When you receive a promotion to a new position, there a few changes that come forward. For example, you now have a new supervisor, new direct reports, and potentially even a new set of peers. Some of these colleagues may have been above you in the organizational chart before, but now you are all on the same level. It is at this point, that you must show that you have what it takes to be their equal and break out of the previous mentee/mentor dynamic. This is your chance to “fundamentally reset how people see you.” So, let’s take a look at a few ways you can prove your worth even after a promotion.
After a new promotion, you may notice yourself feeling vulnerable and insecure. You are coming into a new environment that comes with a new set of rules and customs that you are not used to. However, you cannot allow any self-doubt get the best of you and assume the worst. It is entirely possible that your new co-workers are the ones who weighed in on your promotion because they believe you are capable of rising to the occasion and see you as a qualified candidate for the job. So, avoid consuming yourself with the idea of actively trying to prove yourself to your new peers and keep a positive mindset. Remember, you were given this promotion for a reason, so you have the right to feel confident in your abilities.
While it is important to be confident in your new role, you do not want to be overconfident. You don’t want to be seen as “too big for your boots.” Rather, come in with a collaborative mindset and show others that you are someone they can work with. You want to demonstrate the fact that you have a depth of knowledge (hence why you received the promotion) but you also want to continue to learn and grow. Especially in the beginning when you begin your new role; your interactions with these people who once saw you as a junior colleague will be critical. So, show some conviction, but be humble about it.

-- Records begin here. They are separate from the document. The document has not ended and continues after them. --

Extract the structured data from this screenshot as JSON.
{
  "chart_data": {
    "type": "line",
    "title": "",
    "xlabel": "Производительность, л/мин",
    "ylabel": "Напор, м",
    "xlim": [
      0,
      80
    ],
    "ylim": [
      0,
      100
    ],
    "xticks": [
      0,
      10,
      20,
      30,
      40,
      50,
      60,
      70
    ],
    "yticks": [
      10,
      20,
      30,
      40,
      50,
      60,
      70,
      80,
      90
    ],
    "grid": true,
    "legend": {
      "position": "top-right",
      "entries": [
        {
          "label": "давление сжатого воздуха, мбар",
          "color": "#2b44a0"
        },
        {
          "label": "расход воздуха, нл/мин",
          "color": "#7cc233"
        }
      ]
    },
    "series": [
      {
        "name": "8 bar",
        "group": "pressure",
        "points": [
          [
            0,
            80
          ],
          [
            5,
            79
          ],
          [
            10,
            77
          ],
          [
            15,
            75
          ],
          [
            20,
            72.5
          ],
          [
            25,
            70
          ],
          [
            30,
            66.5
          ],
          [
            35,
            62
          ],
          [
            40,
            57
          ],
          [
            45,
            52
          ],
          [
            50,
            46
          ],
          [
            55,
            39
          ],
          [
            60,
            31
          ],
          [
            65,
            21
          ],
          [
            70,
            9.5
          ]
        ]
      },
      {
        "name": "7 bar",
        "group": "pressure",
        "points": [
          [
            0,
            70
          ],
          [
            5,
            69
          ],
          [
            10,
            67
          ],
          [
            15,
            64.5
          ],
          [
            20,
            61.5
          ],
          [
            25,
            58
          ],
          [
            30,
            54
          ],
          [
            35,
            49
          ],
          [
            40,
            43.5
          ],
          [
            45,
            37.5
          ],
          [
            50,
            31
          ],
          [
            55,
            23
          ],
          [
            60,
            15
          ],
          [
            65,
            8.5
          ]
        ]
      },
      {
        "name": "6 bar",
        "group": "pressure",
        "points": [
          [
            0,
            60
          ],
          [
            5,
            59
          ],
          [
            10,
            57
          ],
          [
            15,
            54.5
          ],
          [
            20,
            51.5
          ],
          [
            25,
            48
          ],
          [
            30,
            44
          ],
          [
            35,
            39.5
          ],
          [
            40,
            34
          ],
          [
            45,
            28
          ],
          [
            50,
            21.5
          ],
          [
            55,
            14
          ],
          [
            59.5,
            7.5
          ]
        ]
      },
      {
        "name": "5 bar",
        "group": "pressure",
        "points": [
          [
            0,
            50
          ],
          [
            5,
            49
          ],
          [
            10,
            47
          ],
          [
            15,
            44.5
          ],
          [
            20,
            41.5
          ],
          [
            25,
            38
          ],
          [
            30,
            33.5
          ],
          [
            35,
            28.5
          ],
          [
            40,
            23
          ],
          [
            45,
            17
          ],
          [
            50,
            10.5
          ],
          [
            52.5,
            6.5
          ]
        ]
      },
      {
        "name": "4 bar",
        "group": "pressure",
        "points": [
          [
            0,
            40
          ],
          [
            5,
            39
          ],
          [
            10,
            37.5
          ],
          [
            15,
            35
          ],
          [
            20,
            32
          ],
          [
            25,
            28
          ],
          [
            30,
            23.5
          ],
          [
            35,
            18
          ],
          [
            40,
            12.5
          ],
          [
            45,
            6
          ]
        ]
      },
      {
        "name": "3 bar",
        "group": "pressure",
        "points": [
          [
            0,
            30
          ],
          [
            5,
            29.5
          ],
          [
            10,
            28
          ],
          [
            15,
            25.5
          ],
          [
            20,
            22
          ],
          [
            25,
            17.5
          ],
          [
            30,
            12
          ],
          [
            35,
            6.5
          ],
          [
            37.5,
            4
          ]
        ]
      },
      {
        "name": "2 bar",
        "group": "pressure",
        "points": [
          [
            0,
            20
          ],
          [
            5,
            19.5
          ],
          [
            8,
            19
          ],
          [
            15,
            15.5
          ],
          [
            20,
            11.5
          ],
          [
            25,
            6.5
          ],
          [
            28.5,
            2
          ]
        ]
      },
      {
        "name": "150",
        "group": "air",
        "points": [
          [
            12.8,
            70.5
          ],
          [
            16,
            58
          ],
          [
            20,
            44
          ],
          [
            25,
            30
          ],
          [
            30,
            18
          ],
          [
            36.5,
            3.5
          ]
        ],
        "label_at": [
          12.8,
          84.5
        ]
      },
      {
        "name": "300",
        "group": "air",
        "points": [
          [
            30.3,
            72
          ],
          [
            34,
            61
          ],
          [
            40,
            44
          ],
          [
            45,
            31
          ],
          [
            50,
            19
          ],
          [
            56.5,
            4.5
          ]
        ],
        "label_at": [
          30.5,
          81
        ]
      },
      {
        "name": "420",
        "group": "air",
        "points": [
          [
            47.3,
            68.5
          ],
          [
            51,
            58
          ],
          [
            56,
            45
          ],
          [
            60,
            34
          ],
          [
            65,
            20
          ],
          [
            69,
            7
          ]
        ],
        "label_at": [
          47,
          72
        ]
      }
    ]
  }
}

Once you move into your new position, you may be eager to share some of your ideas and thoughts on where the business should shift their focus. However, it is advisable to curb your enthusiasm at least in the beginning. Coming in too strong with your ideas might rub people the wrong way. It is best to take a step back and listen. As you learn more about your new role, you will notice when the time is right to come out and assert yourself. Then, when you are ready to speak up, be sure that your ideas focus on what is best for the business and not so much on what will make you look good. Your peers want to see that you have the business’ interests at heart.